Cuando cumplí los catorce años, mi tío Luciano no solo me autorizó a acompañarle sino que me empezó a instruir en sus artes. Tenía la esperanza de que yo le sucediera cuando la edad y las fatigas le obligaran a abandonar el trabajo. Recuerdo su especialidad en curar a las vacas que no podían dar de mamar a los terneros por tener aire atravesado en los pechos. Calentaba vino en una escudilla y en otra aceite que mezclaba con miel; luego les añadía tomillo, romero y eléboro y, por último, unos palos de escobajo. Cuando todo hervía acercaba a la vaca y los vahos y el humo curaban invariablemente las ubres enfermas.
Una vez trajeron de los pueblos cercanos un montón de perros, gatos, gallos y caballerías mordidos por un basilisco que, según se decía, había venido de Castilla. La luna lucía espléndida y el guirigay era enorme. Mi tío Luciano juntó a todos los bichos. Extendió los brazos como un sacerdote sagrado y vertió en un cubo lleno de leche y agua un líquido que él mismo había compuesto mezclando tomillo, flores de cantueso, copos de flores de saúco, ramas de valeriana y una vara de gamonita sin florecer.
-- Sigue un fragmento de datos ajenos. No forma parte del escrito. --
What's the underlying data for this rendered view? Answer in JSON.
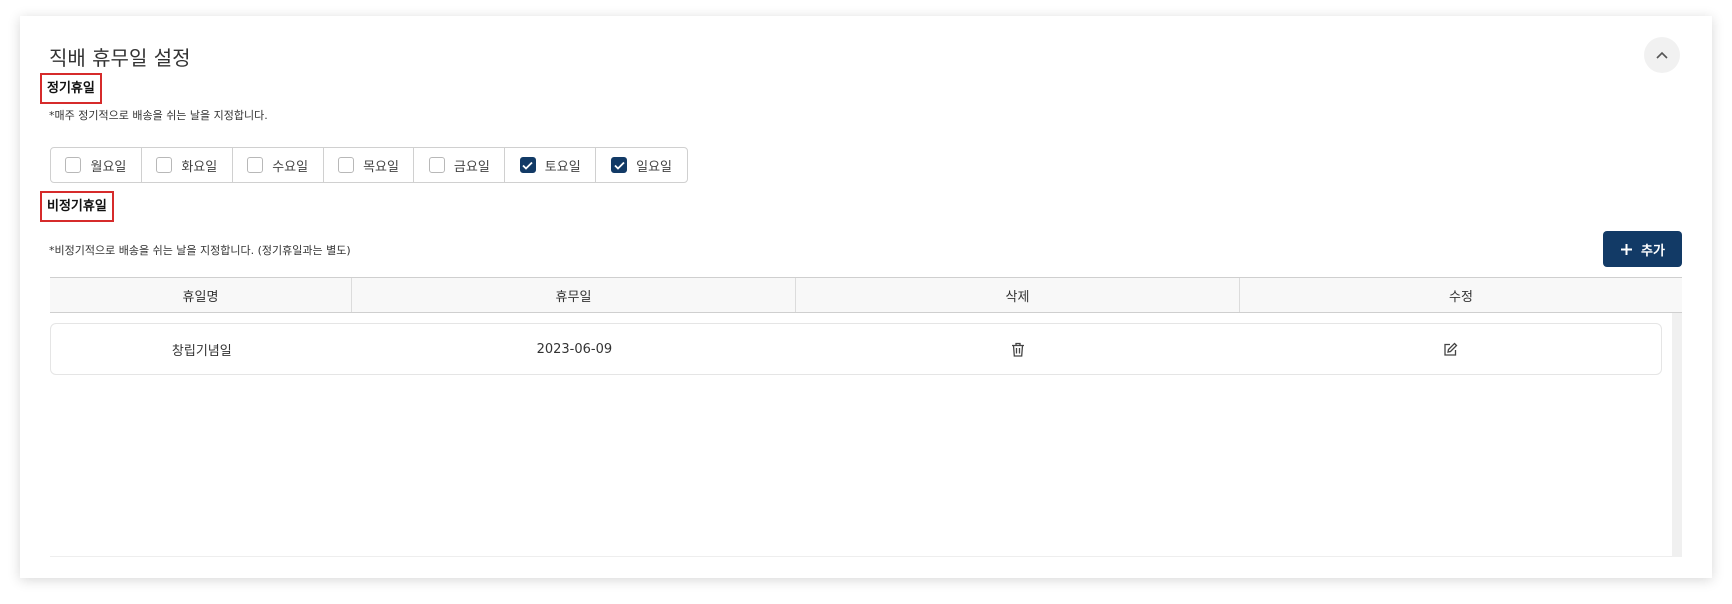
{
  "header": {
    "title": "직배 휴무일 설정",
    "collapse_icon": "chevron-up-icon"
  },
  "regular": {
    "label": "정기휴일",
    "note": "*매주 정기적으로 배송을 쉬는 날을 지정합니다.",
    "days": [
      {
        "label": "월요일",
        "checked": false
      },
      {
        "label": "화요일",
        "checked": false
      },
      {
        "label": "수요일",
        "checked": false
      },
      {
        "label": "목요일",
        "checked": false
      },
      {
        "label": "금요일",
        "checked": false
      },
      {
        "label": "토요일",
        "checked": true
      },
      {
        "label": "일요일",
        "checked": true
      }
    ]
  },
  "irregular": {
    "label": "비정기휴일",
    "note": "*비정기적으로 배송을 쉬는 날을 지정합니다. (정기휴일과는 별도)",
    "add_label": "추가",
    "add_icon": "plus-icon"
  },
  "table": {
    "columns": [
      "휴일명",
      "휴무일",
      "삭제",
      "수정"
    ],
    "rows": [
      {
        "name": "창립기념일",
        "date": "2023-06-09",
        "delete_icon": "trash-icon",
        "edit_icon": "edit-icon"
      }
    ]
  },
  "colors": {
    "accent": "#123a66",
    "highlight_border": "#d62b2b"
  }
}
Después mojó su escoba y con ella asperjó repetidas veces las cabezas de los animales que no tardaron en ladrar, maullar, cacarear y relinchar completamente sanados.
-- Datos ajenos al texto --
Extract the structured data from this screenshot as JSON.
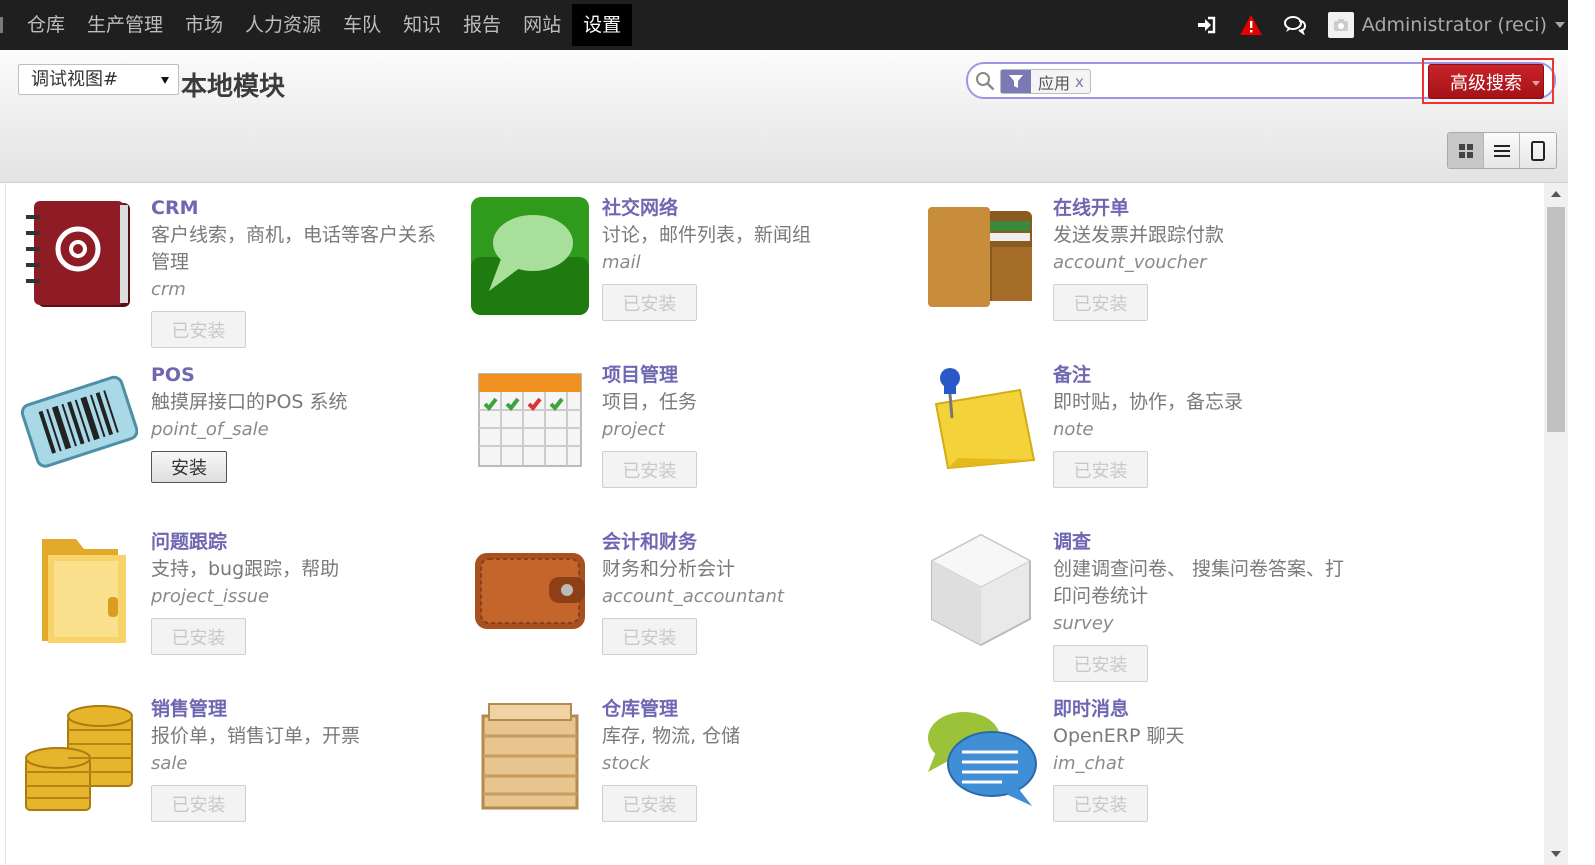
{
  "topmenu": [
    "仓库",
    "生产管理",
    "市场",
    "人力资源",
    "车队",
    "知识",
    "报告",
    "网站",
    "设置"
  ],
  "active_menu": "设置",
  "user": {
    "name": "Administrator (reci)"
  },
  "header": {
    "view_select": "调试视图#",
    "title": "本地模块",
    "facet_label": "应用",
    "facet_remove": "x",
    "search_value": "",
    "advanced_search": "高级搜索"
  },
  "view_modes": [
    "kanban-icon",
    "list-icon",
    "form-icon"
  ],
  "modules": [
    {
      "name": "CRM",
      "desc": "客户线索，商机，电话等客户关系管理",
      "tech": "crm",
      "button": "已安装",
      "installed": true,
      "icon": "address-book-icon"
    },
    {
      "name": "社交网络",
      "desc": "讨论，邮件列表，新闻组",
      "tech": "mail",
      "button": "已安装",
      "installed": true,
      "icon": "speech-bubble-icon"
    },
    {
      "name": "在线开单",
      "desc": "发送发票并跟踪付款",
      "tech": "account_voucher",
      "button": "已安装",
      "installed": true,
      "icon": "wallet-icon"
    },
    {
      "name": "POS",
      "desc": "触摸屏接口的POS 系统",
      "tech": "point_of_sale",
      "button": "安装",
      "installed": false,
      "icon": "barcode-icon"
    },
    {
      "name": "项目管理",
      "desc": "项目，任务",
      "tech": "project",
      "button": "已安装",
      "installed": true,
      "icon": "calendar-icon"
    },
    {
      "name": "备注",
      "desc": "即时贴，协作，备忘录",
      "tech": "note",
      "button": "已安装",
      "installed": true,
      "icon": "sticky-note-icon"
    },
    {
      "name": "问题跟踪",
      "desc": "支持，bug跟踪，帮助",
      "tech": "project_issue",
      "button": "已安装",
      "installed": true,
      "icon": "folder-icon"
    },
    {
      "name": "会计和财务",
      "desc": "财务和分析会计",
      "tech": "account_accountant",
      "button": "已安装",
      "installed": true,
      "icon": "purse-icon"
    },
    {
      "name": "调查",
      "desc": "创建调查问卷、 搜集问卷答案、打印问卷统计",
      "tech": "survey",
      "button": "已安装",
      "installed": true,
      "icon": "cube-icon"
    },
    {
      "name": "销售管理",
      "desc": "报价单，销售订单，开票",
      "tech": "sale",
      "button": "已安装",
      "installed": true,
      "icon": "coins-icon"
    },
    {
      "name": "仓库管理",
      "desc": "库存, 物流, 仓储",
      "tech": "stock",
      "button": "已安装",
      "installed": true,
      "icon": "crate-icon"
    },
    {
      "name": "即时消息",
      "desc": "OpenERP 聊天",
      "tech": "im_chat",
      "button": "已安装",
      "installed": true,
      "icon": "chat-bubbles-icon"
    }
  ],
  "colors": {
    "accent": "#6f67b1",
    "danger": "#c9232a",
    "topbar": "#1f1f1f"
  }
}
Cansado de los animales, se hizo ligador, es decir, industriaba ligaduras que paralizaban en los hombres y en las mujeres la inclinación amorosa y los deseos placenteros. La más eficaz era la que consistía en poner un corazón de buitre bajo el lecho nupcial y leer una oración del libro de san Cipriano. Borracho de éxito, su afición al dinero le llevó a cobrar la ligadura a la persona que hacía el encargo y, después, vender a la persona afectada el remedio contra el mismo maleficio por él ingeniado, que consistía las más de las veces en una sencilla aguja empleada en coser un sudario. Jugaba pues a dos barajas, como suele decirse y arruinarse hubiera sido lo de menos. Lo de más fue que una de las personas engañadas le llevó un gato para curarle y este mordió a mi pobre tío Luciano. Yo estaba junto a él y lo vi. Pero el gato no era en rigor un gato sino Francisca, la Pardala, una bruja que para llevar el veneno se disfrazaba de las formas más inesperadas.
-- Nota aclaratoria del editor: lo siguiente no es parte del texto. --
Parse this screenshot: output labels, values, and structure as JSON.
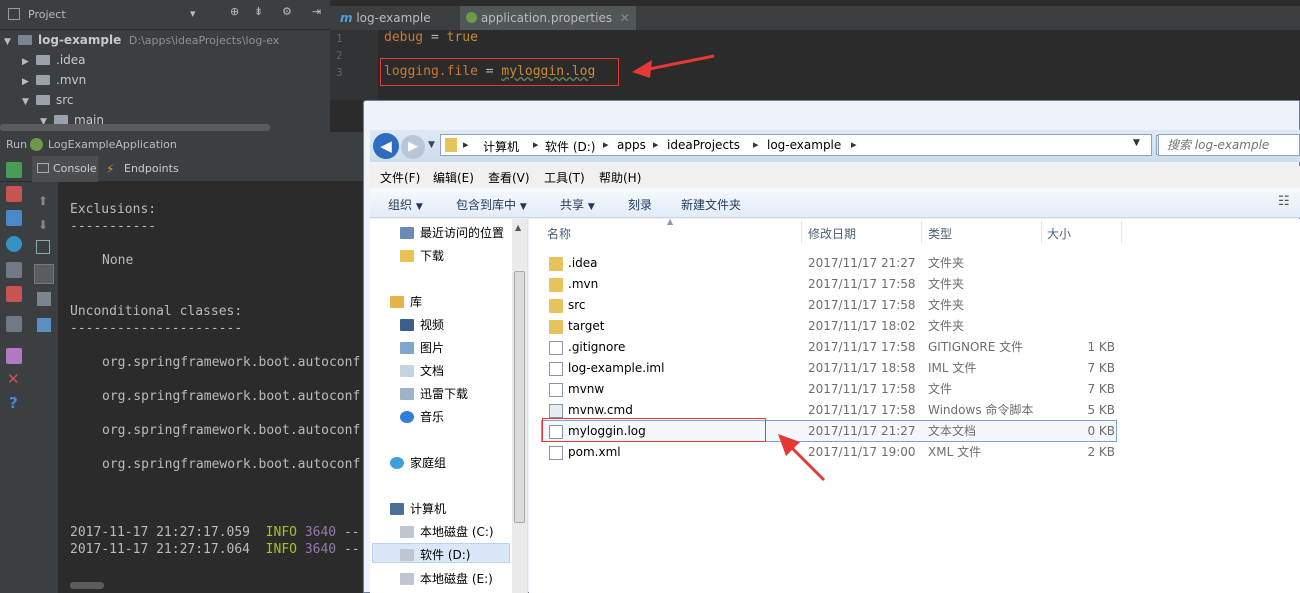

Cuando enterraron a mi tío, la tarde estaba lúgubremente encogida y con color de cuervo. En el cementerio, mi abuela, envuelta en su mantón negro y con la pezuña engarzada en plata en la mano, rezó con mi otro tío, el arcipreste sonrosado, una oración a san Caralampio para que Luciano, ya que había muerto tan joven, llegara a ser al menos una de esas almas en pena que envidia cualquier familia con buenos sentimientos. Y era esa oración la que, por las noticias que traía ahora mi tío Venancio, parecía atenderse desde el Cielo.